The example specializing on 0, 1, and N is a clever example of EQL
specializers.
Adding the :around method shows the extensibility of CLOS, because note how
the hash-table based memoization doesn't change the fibonacci code at all,
where as in your case it's a "complete rewrite" to speed it up.
Both of these examples show "interesting" aspects of CLOS, particularly if
you're coming from another OO system.
Now, perhaps if Peter were writing "Mathmatica using Common Lisp", this
would be good form. But he isn't, so, it's not. Instead its a hack, and,
IMHO, shows bad precedance to problem solving in CL, especially for new
users.
Regards,
Will Hartung
(·····@msoft.com)
From: Peter Seibel
Subject: Re: Practical Common Lisp -- yet more chapters
Date:
Message-ID: <m33c62vbgs.fsf@javamonkey.com>
"Will Hartung" <·····@msoft.com> writes:
> "John Thingstad" <··············@chello.no> wrote in message
> ·····················@mjolner.upc.no...
>> Funny.. In corman lisp:
>>
>> > (time (fibonacci 100))
>> Total Execution time: 0.311253 seconds
>> Time spent garbage collecting: 0.027424 seconds
>> 573147844013817084101
>>
>> Thats 30 times faster that your number. In fact it approximates the
>> time it takes for me to do (fibonacci 1000)
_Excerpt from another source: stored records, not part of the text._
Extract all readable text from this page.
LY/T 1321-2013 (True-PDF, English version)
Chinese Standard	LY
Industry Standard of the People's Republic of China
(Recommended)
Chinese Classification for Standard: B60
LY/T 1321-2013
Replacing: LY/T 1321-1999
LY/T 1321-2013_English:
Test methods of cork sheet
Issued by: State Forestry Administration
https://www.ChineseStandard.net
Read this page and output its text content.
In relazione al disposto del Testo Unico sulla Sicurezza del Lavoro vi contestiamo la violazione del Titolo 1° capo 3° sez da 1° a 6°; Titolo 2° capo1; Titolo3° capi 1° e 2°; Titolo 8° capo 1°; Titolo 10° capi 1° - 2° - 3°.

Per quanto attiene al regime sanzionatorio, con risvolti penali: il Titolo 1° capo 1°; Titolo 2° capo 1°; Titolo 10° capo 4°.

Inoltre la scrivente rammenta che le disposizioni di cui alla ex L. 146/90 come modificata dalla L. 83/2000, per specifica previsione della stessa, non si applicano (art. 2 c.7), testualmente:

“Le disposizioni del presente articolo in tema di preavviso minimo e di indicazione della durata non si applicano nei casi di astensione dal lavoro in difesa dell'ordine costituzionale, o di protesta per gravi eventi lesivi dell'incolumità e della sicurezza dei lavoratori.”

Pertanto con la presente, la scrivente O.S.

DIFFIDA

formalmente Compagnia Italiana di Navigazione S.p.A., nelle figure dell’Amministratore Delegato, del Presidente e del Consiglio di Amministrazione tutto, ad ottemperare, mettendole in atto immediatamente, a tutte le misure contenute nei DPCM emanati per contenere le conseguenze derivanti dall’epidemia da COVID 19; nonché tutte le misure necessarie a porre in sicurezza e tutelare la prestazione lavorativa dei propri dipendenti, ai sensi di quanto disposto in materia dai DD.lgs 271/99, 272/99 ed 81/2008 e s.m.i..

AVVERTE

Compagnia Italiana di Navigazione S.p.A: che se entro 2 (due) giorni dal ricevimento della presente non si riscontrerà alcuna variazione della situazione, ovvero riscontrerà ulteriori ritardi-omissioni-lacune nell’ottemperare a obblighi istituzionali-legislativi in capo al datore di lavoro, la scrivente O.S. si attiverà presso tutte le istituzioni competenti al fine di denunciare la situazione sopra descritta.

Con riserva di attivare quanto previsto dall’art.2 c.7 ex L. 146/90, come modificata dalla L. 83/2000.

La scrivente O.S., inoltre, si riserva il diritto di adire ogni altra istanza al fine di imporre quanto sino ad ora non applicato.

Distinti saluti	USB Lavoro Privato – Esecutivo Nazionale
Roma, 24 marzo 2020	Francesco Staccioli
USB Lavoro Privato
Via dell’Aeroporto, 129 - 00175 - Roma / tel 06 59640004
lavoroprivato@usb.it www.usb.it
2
>> (in corman eval altso compiles the code so it dosn't have such a bite
>> using it)
>> And it is only slow the fist times you use it so the fime for say
>>
>> (dolist (e (loop repeat 100 collect (random 1000))) (fibonacci e))
>>
>> is 'acceptable'
>
> His point was that not only is this use of EQL specializers not only bad
> form, it's slow too.
>
> The example specializing on 0, 1, and N is a clever example of EQL
> specializers.
>
> Adding the :around method shows the extensibility of CLOS, because note how
> the hash-table based memoization doesn't change the fibonacci code at all,
> where as in your case it's a "complete rewrite" to speed it up.
>
> Both of these examples show "interesting" aspects of CLOS, particularly if
> you're coming from another OO system.
FWIW, I played around with John's idea a bit, using the MOP instead of
EVAL. And came up with this (note INTERN-EQL-SPECIALIZER is part of
the MOP so the symbol may need to imported or the appropriate package
use-package'd to get this to work in some Lisps. And in other Lisp's
you'll be SOL:)
;;; Silly implementation of fib that uses the EQL specializers,
;;; NO-APPLICABLE-METHOD, and the MOP to implement memoization.
(defgeneric fib (n))
(defmethod fib ((n (eql 0))) 1)
(defmethod fib ((n (eql 1))) 1)
(defmethod no-applicable-method ((gf (eql #'fib)) &rest args)
(destructuring-bind (n) args
(unless (typep n '(integer 0)) (call-next-method))
(let ((result (+ (fib (- n 1)) (fib (- n 2)))))
(add-method
#'fib
(make-instance
'standard-method
:lambda-list '(n)
:specializers (list (intern-eql-specializer n))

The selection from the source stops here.